Can you take your kids to Pride? Why not? Of course, you can, duh! First things first, if you’re not a part of the LGBTQ+ community, think about why you’re attending. Are you willing to support the community outside of the rainbow-themed parade or just there to play dress-up?
You may be a parent of a child who is either questioning or a part of the community; if so you’re a VIP and should definitely go and take them with you. Whatever your reason for attendance, make sure it’s an honest one. Lots of people have fought for the right to take a stand, and Pride isn’t an excuse to wear glitter.
The first Gay Pride march took place in New York in 1970. The LGBTQ+ community took to the streets to commemorate riots that took place the year before. Throughout the 60’s it was common for police to raid gay and trans-friendly bars. Police officers would misuse their authority to spread their bigotry and hatred, that was until LGBTQ+ people decided to take to the streets and fight back. When police tried to arrest and mistreat The Stonewall Inn’s customers and employees, four nights of rioting commenced. Two often-forgotten people who made an impact that night were transgender women Marsha P. Johnson and Sylvia Rivera.
The Stonewall Riots
What you won’t see at Pride
You won’t see ‘big gay orgies’ or trans people trying to brainwash the masses. These things don’t happen. What you and your children will see is a fabulous parade. You’ll see colourful floats, including brands and LGBTQ+ activists waving their flags and people having a great time in a safe space.

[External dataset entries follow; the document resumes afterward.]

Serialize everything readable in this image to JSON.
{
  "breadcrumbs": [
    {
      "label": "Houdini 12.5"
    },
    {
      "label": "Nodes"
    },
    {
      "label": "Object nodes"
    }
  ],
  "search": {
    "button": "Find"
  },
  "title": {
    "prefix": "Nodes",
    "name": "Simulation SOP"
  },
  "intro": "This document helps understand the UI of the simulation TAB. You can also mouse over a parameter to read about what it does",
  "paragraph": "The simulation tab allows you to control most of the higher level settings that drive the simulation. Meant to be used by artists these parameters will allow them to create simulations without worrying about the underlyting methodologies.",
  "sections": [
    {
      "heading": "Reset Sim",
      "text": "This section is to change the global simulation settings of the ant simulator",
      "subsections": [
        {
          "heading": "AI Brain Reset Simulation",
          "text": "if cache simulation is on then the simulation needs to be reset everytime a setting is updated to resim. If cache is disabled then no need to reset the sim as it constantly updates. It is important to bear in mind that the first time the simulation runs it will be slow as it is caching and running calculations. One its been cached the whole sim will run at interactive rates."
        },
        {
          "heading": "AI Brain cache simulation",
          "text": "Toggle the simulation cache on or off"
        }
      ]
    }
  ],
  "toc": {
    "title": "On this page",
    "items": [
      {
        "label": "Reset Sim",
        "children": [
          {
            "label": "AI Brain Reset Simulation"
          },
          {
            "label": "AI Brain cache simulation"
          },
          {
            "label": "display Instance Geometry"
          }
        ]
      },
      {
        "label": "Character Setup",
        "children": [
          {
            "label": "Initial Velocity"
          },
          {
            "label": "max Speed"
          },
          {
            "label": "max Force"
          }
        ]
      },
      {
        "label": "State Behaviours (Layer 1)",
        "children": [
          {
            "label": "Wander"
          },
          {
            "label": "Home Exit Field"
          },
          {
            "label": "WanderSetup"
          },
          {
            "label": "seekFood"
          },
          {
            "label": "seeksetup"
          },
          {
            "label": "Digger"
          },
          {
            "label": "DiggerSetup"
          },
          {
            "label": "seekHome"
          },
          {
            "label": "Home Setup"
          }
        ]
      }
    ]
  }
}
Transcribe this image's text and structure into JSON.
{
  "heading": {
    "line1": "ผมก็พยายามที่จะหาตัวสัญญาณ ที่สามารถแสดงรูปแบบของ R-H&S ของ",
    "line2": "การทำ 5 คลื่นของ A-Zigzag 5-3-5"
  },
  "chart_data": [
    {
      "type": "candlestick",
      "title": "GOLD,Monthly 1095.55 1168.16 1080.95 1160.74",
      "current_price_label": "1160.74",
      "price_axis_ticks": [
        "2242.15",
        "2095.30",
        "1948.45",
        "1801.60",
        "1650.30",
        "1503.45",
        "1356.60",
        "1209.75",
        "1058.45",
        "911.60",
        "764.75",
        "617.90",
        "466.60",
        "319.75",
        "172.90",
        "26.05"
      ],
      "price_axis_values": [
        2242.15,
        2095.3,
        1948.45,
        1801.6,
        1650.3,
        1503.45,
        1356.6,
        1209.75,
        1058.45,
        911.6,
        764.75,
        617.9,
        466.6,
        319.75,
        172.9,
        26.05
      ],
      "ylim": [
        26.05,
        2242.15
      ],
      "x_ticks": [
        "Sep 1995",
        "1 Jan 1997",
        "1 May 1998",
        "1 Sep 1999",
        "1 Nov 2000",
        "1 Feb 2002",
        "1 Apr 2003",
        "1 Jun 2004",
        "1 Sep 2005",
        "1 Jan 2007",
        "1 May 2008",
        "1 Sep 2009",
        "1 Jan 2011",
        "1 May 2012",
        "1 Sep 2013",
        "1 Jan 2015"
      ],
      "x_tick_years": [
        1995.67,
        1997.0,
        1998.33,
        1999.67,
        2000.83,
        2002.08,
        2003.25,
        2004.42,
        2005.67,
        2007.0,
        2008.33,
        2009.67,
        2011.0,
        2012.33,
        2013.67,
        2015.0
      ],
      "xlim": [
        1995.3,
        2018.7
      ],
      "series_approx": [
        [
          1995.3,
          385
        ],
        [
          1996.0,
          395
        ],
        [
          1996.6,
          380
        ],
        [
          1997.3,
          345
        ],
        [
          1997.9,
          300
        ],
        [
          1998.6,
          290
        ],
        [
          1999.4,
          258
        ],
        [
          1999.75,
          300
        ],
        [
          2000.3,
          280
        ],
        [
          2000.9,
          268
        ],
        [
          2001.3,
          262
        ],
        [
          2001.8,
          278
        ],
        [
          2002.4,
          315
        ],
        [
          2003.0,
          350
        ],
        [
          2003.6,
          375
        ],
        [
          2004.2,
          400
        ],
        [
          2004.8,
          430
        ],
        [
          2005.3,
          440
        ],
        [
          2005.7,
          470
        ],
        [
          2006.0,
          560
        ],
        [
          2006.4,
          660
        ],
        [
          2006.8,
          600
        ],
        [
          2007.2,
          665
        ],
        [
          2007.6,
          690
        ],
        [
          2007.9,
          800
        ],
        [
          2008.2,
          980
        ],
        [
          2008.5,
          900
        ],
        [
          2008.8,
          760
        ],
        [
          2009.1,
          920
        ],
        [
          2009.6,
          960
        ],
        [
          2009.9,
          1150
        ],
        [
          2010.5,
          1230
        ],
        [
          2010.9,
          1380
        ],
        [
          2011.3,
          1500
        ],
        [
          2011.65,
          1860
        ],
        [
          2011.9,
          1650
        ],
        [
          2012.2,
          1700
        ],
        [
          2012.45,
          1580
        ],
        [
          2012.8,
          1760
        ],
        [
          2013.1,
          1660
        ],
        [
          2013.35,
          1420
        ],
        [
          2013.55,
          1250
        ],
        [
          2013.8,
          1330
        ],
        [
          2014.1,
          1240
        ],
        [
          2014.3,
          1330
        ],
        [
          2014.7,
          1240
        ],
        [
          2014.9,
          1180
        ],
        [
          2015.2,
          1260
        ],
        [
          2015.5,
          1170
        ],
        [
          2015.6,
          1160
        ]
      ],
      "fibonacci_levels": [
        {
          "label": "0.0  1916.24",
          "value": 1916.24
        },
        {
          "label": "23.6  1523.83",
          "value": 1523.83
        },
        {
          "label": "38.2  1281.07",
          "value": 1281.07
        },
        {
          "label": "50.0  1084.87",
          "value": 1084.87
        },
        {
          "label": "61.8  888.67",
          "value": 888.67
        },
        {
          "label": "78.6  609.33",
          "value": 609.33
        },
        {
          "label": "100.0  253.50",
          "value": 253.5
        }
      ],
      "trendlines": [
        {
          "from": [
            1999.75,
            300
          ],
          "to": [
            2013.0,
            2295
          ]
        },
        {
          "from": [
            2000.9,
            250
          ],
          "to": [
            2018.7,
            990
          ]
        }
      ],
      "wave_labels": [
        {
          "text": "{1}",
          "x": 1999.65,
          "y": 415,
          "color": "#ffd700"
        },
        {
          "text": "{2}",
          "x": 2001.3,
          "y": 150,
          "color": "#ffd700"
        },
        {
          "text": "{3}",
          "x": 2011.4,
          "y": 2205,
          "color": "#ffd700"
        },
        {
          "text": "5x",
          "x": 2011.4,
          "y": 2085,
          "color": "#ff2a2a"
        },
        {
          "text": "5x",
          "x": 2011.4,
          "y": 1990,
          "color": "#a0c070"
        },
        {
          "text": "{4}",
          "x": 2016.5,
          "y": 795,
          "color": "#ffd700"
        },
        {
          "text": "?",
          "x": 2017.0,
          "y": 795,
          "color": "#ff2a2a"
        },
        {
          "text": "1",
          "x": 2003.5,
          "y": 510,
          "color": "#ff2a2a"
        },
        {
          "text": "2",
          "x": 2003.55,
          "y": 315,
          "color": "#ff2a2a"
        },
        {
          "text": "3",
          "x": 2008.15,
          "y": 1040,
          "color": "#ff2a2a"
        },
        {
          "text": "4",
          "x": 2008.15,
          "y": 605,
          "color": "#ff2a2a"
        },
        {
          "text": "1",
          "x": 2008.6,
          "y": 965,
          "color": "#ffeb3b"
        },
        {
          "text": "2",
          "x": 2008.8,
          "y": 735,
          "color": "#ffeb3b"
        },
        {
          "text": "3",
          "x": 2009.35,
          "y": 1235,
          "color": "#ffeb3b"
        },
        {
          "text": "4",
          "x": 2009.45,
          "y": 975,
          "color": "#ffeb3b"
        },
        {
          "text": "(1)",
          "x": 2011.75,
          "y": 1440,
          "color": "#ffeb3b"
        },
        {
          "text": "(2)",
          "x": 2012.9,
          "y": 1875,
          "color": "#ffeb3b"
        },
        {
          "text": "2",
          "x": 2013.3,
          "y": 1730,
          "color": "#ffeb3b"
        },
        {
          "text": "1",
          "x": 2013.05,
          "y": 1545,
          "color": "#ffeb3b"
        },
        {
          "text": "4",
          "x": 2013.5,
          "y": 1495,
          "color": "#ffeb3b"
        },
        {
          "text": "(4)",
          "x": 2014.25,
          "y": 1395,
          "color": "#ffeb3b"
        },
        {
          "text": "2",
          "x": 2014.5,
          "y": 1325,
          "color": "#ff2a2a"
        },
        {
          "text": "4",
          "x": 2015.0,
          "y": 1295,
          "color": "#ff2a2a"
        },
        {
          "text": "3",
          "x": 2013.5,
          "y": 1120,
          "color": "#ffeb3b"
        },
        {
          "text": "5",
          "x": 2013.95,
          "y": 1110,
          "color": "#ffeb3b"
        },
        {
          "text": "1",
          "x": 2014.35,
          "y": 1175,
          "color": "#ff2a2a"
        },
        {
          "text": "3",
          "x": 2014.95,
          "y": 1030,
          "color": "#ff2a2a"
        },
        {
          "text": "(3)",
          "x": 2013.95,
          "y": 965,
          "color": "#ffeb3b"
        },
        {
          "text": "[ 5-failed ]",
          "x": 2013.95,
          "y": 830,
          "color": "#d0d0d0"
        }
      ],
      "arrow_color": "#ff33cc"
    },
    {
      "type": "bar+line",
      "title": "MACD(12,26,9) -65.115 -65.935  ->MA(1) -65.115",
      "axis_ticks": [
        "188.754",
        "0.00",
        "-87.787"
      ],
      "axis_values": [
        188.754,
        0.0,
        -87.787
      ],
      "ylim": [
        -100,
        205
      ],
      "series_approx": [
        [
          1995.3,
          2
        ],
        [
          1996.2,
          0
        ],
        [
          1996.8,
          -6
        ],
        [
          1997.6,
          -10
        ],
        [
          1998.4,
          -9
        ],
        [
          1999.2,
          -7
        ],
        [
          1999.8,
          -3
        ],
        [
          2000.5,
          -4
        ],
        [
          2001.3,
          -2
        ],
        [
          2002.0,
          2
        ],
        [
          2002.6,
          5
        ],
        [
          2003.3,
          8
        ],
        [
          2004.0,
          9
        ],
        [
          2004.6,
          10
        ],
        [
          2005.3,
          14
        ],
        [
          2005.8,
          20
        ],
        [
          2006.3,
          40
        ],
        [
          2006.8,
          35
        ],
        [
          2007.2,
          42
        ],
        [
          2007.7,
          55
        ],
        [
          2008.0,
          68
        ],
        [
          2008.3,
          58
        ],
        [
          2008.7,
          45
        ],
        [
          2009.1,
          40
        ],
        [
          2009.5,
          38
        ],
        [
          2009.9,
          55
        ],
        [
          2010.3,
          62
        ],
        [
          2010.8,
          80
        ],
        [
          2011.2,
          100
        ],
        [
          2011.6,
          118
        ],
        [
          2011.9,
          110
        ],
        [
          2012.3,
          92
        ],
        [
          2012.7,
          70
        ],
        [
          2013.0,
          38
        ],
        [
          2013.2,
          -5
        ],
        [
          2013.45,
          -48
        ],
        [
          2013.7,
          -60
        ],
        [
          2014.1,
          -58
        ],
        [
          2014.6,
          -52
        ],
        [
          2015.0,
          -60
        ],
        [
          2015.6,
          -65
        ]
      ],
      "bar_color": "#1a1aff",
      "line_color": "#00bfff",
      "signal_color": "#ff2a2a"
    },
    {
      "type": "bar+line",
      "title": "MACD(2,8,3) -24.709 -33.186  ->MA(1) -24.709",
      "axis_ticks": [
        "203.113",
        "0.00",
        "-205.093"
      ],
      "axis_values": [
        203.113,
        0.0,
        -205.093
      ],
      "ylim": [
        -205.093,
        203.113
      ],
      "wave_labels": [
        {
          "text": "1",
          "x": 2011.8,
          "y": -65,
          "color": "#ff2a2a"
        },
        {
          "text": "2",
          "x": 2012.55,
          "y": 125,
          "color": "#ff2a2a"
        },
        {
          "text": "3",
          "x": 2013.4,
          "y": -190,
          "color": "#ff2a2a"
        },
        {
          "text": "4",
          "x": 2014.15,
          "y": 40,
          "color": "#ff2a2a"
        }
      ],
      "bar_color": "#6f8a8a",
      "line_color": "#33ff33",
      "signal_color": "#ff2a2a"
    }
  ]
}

Drag queens, camp queens and everyone in between are welcome. As long as you’re open-minded and believe in rights for all, you won’t be offended. There will be adults consuming alcohol, that’s a given during fun vibes and summer sun. As you would with any adult orientated street party, steer clear of pubs and bars. During the day you may be able to find a child-friendly pub, but from 5:30 onwards, the kids need to leave.
Pride London – Kids at Pride
Will ‘Gays etc’ be showing public displays of affection?
Well, I mean, there are no current UK laws that suggest that a crime is taking place if they do. You may see same-sex couples kissing or holding hands. However, there is no difference between their love and Charlene and Scott’s…except that TV romance wasn’t real. Taking your kids to Pride may help them learn, first hand, that the LGBTQ+ community isn’t one to be feared or mocked. It’s a time to get rid of stereotypes and let your kids see things for themselves; everyone has the right to love and be who they want to be.
UK Black Pride, London – Kids at Pride
If you’re still up for it, make sure you check the following
Yourself. No gawking or staring, please. This is a safe space for people to love who they love and be who they want to be with Pride!
Travel. Pride gets busier and busier every year, and stations can get pretty crowded. Make sure you check for station closures or route diversions to avoid getting stuck.
Outfits. Many brands are jumping on the LGBTQ+ train and making a profit by doing so. Although some are in it to make a quick buck, others are supporting the community by donating to organisations and charities. Put your money in the right places my fellow allies!